One exhibit displays a hastily scribbled, slanting note in Carter’s diary. The accompanying information board explains: ‘He usually wrote his entries neatly along the line, but here his intense excitement shows through in the simple factual words.’
Carter’s pencil note reads: ‘First steps of tomb found.’
Meticulously sketched maps, drawings and plans of the excavation site and tomb, and all its treasures, including what Carter would have seen on first entering the antechamber, as well as object cards, detailed notes and numerous photographs by Harry Burton, are no less thrilling to see one hundred years on.
There is a chance to explore some of the huge media interest that accompanied these events, while depictions specifying Tutankhamun’s sarcophagus and mask remain as captivating today as they have always been.
The exhibition also provides an opportunity to reflect on the often overlooked Egyptian members of the archaeological team.
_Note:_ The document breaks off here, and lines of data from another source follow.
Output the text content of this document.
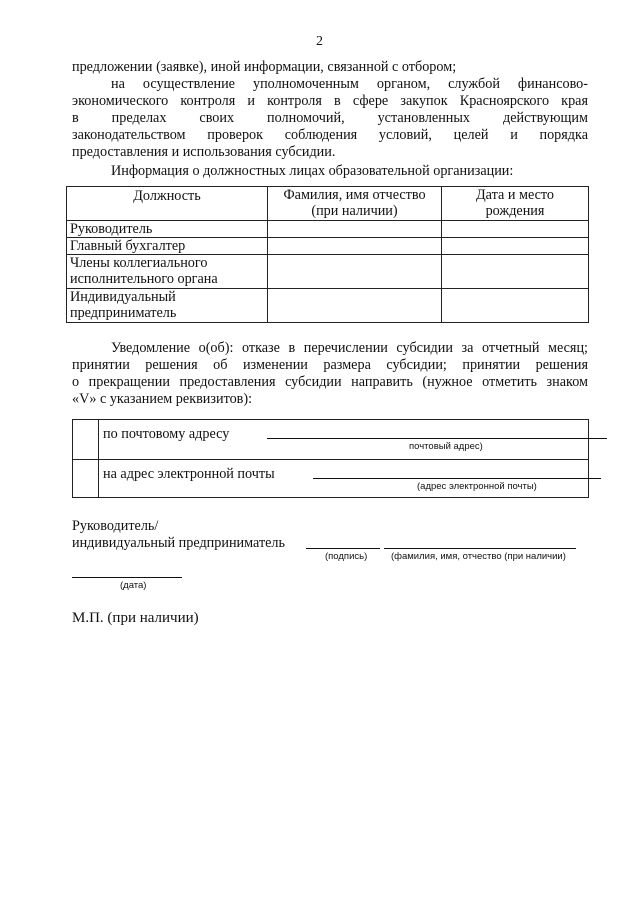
2
предложении (заявке), иной информации, связанной с отбором;
на осуществление уполномоченным органом, службой финансово-
экономического контроля и контроля в сфере закупок Красноярского края
в пределах своих полномочий, установленных действующим
законодательством проверок соблюдения условий, целей и порядка
предоставления и использования субсидии.
Информация о должностных лицах образовательной организации:
Должность	Фамилия, имя отчество (при наличии)	Дата и место рождения
Руководитель		
Главный бухгалтер		
Члены коллегиального исполнительного органа		
Индивидуальный предприниматель		
Уведомление о(об): отказе в перечислении субсидии за отчетный месяц;
принятии решения об изменении размера субсидии; принятии решения
о прекращении предоставления субсидии направить (нужное отметить знаком
«V» с указанием реквизитов):

	по почтовому адресу
почтовый адрес)

	на адрес электронной почты
(адрес электронной почты)
Руководитель/
индивидуальный предприниматель
(подпись)	(фамилия, имя, отчество (при наличии)
(дата)
М.П. (при наличии)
A photograph of an unnamed Egyptian boy modelling a jewelled necklace from a casket within the tomb of Tutankhamun is particularly persuasive. An information board explains how, apart from a group of skilled and experienced Egyptians who worked alongside Carter: ‘Egyptians were otherwise rarely named in the records, and their role was downplayed in official accounts. Nevertheless, their crucial presence and contribution are made visible by the archive’s photographs, which also show that the team included many children as workers. Research in the archives by historians is now enabling the role of Egyptians in the early excavations to be recognised, redressing this wrong.’